Spurred by growth in Carson City, the Builder's Association of Western Nevada is bursting at the seams as it gets ready to move into a new building.
The 400-plus member construction trade organization has increased in size by 65 percent since last summer, making it a formidable force in the construction trades and in the legislative process that shape local building codes and set permit prices.
"Basically, the whole reason for our existence is we are a liaison between the builders and government," said Rick DeMar, executive officer of the association. "Laws used to be written to protect, conceptually, the homeowner.
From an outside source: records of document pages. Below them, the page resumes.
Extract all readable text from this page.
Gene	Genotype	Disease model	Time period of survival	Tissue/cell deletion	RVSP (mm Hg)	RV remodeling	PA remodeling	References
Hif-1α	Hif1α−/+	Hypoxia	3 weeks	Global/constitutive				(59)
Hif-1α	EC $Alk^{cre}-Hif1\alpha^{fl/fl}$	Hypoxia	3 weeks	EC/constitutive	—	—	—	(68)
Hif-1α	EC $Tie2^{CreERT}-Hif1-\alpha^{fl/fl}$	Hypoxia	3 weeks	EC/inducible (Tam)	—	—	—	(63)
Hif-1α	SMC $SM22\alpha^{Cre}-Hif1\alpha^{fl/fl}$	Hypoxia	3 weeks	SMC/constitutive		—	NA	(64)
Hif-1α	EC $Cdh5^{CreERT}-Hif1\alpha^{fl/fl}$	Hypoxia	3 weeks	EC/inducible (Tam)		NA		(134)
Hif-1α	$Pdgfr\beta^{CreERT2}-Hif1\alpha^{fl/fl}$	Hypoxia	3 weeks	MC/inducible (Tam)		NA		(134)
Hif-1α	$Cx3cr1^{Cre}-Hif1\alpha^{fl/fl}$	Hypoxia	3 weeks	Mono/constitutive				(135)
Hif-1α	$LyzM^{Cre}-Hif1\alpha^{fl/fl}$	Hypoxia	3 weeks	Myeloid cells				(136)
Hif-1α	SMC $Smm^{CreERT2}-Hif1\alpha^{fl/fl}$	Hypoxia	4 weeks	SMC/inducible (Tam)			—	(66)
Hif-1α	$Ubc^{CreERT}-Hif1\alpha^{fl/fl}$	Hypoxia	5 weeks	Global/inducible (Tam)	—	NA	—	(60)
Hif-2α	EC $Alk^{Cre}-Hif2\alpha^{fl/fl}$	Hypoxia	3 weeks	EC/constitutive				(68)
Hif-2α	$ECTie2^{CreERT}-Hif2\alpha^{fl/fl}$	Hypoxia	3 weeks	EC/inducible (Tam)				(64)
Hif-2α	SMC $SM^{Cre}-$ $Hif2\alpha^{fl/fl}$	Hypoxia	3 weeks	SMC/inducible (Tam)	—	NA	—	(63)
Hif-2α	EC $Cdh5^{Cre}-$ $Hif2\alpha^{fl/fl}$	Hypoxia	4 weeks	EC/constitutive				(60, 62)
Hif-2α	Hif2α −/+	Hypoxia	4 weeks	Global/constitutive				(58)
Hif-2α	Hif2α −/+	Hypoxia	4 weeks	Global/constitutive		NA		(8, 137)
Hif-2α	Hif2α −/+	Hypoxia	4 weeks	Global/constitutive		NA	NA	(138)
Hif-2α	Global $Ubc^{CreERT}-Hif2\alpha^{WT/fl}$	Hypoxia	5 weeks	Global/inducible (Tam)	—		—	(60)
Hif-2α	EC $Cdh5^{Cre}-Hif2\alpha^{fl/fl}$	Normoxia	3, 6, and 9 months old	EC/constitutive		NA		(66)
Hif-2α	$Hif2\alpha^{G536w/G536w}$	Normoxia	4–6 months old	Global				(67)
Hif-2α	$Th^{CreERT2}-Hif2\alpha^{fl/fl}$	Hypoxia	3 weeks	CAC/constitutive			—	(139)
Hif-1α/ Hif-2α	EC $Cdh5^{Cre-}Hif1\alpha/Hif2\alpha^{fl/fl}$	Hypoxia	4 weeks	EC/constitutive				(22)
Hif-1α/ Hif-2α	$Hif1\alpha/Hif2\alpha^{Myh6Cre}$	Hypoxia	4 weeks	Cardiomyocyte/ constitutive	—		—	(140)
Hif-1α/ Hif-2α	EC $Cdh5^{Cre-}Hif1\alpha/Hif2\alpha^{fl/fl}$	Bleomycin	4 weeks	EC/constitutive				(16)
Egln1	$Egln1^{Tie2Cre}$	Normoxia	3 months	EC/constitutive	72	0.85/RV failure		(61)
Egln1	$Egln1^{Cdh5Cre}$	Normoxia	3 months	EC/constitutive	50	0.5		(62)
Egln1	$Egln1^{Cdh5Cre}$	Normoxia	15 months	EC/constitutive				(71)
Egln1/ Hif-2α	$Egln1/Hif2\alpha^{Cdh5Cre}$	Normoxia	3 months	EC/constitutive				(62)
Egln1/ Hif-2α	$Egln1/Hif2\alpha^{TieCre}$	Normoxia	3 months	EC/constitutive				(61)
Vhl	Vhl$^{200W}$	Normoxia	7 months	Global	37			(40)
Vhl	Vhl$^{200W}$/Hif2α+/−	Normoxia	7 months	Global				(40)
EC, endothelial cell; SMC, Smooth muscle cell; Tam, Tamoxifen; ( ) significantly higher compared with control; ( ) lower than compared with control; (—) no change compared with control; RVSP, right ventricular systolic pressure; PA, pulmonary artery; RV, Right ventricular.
Now it has to spin 180 degrees to protect the contractor."
The members pay a yearly $520 membership, and in return the group lobbies local and state government over issues of concern to workers in the building trades.
With a staff of two operating out of a brown slump-stone building in North Carson City, it's not hard to see the growing pains the group is feeling. DeMar's desk is cramped into a small space, with piles and files of material consuming every open space. A computer and a fax machine crowd a typing table, making the office a tight squeeze by any standard.
With the construction of a 1,600-square-foot office, located in a new subdivision near the main branch of the Carson City Post Office, that will all change. True to its building roots, the association was granted a special use permit to build inside a residential subdivision and is nearing completion on a "home-style" office. A public ceremony April 1 will celebrate the building's opening.
The association is developing the project in-house, drawing from the membership for general contractor and subcontractor duties. In the event the association moves to a different location, the special use permit mandates the house be converted and sold as a single-family home.
DeMar said his work will continue as the Nevada Legislature explores the explosive issues of construction defect litigation and mold growth come to the fore. He said contractors have been saddled with so much liability in these areas that they are sometimes overwhelmed with legal fees.
"There are guys paying a $100,000 a year defending themselves against what could be considered frivolous lawsuits," he said. "There are people who are suing before the contractor even has the opportunity to come in and fix the problem."
DeMar started in August as executive officer, but has been a member of the association since 1989 and served on the board of directors for several years. He previously served on the Carson City School Board.
BAWN began in 1974 as the Carson City Builder's Association and has since expanded to offer member services and support to the building industry throughout the region.